The reason why Bush&Co blocked the passage of legislation to stop such questionable loans was because it might stop the realization of one of its pet projects. That project was the expansion of America’s "ownership society". Cheap loans would enable the poorest of people to afford a home and buy into the American dream. If Spitzer and his colleges had their way, of stopping such loans, he could ruin the chances of Bush realizing his dream. Spitzer actions could also endanger the unfettered ways of the market place that Bush&Co. worshipped so much.

My feeling is that someone in the administration wanted to pin something on Spitzer because of his efforts to derail the administration dream of expanding America’s ownership society through cheap loans. Stopping such a practice would also affect the banking industry that was aligned with Bush. The banking industry profited handsomely from these types of loans. No, I think that someone deliberately wanted to pin something on Spitzer because of the trouble he had been causing Bush&Co and its associates on Wall Street who had profited so much from these loans. Spitzer was viewed as a pest and had to be stamped out.

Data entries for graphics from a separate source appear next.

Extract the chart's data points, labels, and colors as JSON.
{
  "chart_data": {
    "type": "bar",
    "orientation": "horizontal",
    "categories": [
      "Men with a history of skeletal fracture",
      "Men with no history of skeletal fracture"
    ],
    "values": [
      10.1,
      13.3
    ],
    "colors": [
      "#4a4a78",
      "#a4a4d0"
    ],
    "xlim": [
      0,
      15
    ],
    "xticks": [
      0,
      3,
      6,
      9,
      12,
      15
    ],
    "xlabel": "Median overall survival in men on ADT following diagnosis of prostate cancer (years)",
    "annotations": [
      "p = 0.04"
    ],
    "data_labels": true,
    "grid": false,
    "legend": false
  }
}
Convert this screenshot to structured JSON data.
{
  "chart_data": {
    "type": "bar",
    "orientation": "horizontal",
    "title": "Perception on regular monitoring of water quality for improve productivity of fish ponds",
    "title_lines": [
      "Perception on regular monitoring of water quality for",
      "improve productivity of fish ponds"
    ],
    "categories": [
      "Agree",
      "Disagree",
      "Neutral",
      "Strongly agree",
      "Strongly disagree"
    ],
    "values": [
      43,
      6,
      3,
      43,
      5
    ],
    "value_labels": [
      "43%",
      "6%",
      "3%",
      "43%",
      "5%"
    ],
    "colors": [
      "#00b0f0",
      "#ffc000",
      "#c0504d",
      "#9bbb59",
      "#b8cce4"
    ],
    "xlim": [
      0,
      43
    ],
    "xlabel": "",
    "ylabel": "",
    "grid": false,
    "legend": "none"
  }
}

When one thinks about it the money transferred by Spitzer from one bank to another wasn't that large and may have otherwise gone unnoticed. As Alan Dershowitz, the Harvard law professor and one time teacher of Spitzer, pointed out to The Times of London, "The movement of the amounts of cash required to pay prostitutes, even high-priced prostitutes over a long period of time, does not commonly generate a full-scale investigation.” The Times added, "Others on Wall Street were wondering whether Spitzer’s financial dealings had been singled out for scrutiny as revenge for his past prosecutions." Spitzer over the years had prosecuted and won against a number of Wall Street financiers.

There are several theories as to why Spitzer got himself into the sexual mess he did. One is that he got so involved in the prostitute business when he prosecuted it as New York's attorney general that he got ensnared in it. He got caught in its vortex. Another explanation is that his arrogance got the better of him, believing that he, as a 'captain of the universe’, was above the law and couldn’t be caught. Spitzer was also a powerful politician. It has been theorized that some powerful men feel so guilty about wielding so much power that they feel the need to be subservient and dominated. With a prostitute they could fulfill that need.

Another theory is about Spitzer being an 'alpha male'. I tend to agree more with this one. The theory goes that alpha males are so work and career oriented that that they are incapable of intimacy. This lack of intimacy hinders and damages their sexual relation with their partner because they avoid and shun closeness. Nevertheless, sex in such a person is still desirable, but with a prostitute it can be had without being intimate.

At first blush the crime committed by Spitzer, if it was a crime, is quite off-putting and serious. But in comparison, his crime is no match to the crimes Bush has perpetrated against the American people, from lying to them about Iraq, to administrative corruption, to his allowing and enabling the fleecing of America.